LLM as a Scorer: The Impact of Output Order on Dialogue Evaluation
Yi-Pei Chen, KuanChao Chu, Hideki Nakayama
TL;DR
This paper addresses the reliability of LLM-based dialogue evaluation prompts, noting that scoring is highly sensitive to prompt structure and inherent subjectivity. It systematically compares six prompt configurations that swap whether explanations precede or follow the score and tests across four GPT-family models, using 25 dialogue sets with $1$ to $10$ scoring scales. The results show that a reason-first prompt generally yields higher and more consistent scores, and that model behavior is influenced by autoregressive dynamics linking reasons to the final score; removing task-specific rules further reduces differences, underscoring prompt sensitivity.

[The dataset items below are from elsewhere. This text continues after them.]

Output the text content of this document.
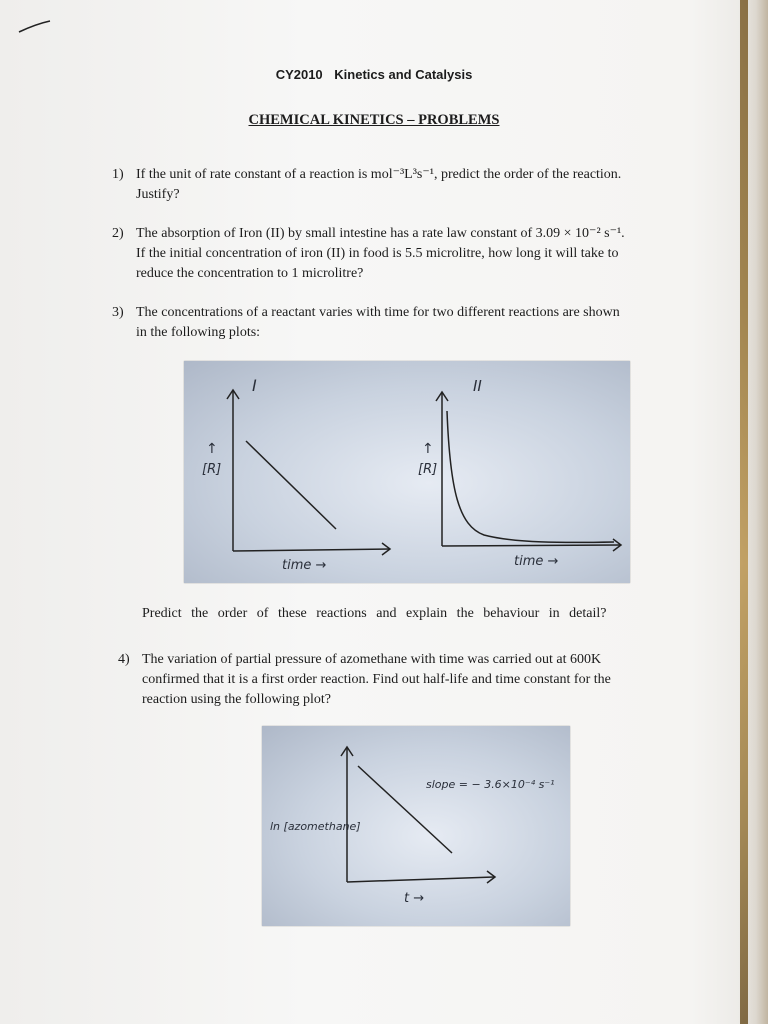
CY2010 Kinetics and Catalysis
CHEMICAL KINETICS – PROBLEMS
1) If the unit of rate constant of a reaction is mol⁻³L³s⁻¹, predict the order of the reaction.
Justify?
2) The absorption of Iron (II) by small intestine has a rate law constant of 3.09 × 10⁻² s⁻¹.
If the initial concentration of iron (II) in food is 5.5 microlitre, how long it will take to
reduce the concentration to 1 microlitre?
3) The concentrations of a reactant varies with time for two different reactions are shown
in the following plots:
I
↑
[R]
time →
II
↑
[R]
time →
Predict the order of these reactions and explain the behaviour in detail?
4) The variation of partial pressure of azomethane with time was carried out at 600K
confirmed that it is a first order reaction. Find out half-life and time constant for the
reaction using the following plot?
slope = − 3.6×10⁻⁴ s⁻¹
ln [azomethane]
t →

These findings provide concrete guidance for prompt design in subjective evaluation tasks, aiming to improve the reliability and interpretability of LLM-based dialogue scoring in practical applications.
Abstract
This research investigates the effect of prompt design on dialogue evaluation using large language models (LLMs). While LLMs are increasingly used for scoring various inputs, creating effective prompts for dialogue evaluation remains challenging due to model sensitivity and subjectivity in dialogue assessments. Our study experimented with different prompt structures, altering the sequence of output instructions and including explanatory reasons. We found that the order of presenting reasons and scores significantly influences LLMs' scoring, with a "reason-first" approach yielding more comprehensive evaluations. This insight is crucial for enhancing the accuracy and consistency of LLM-based evaluations.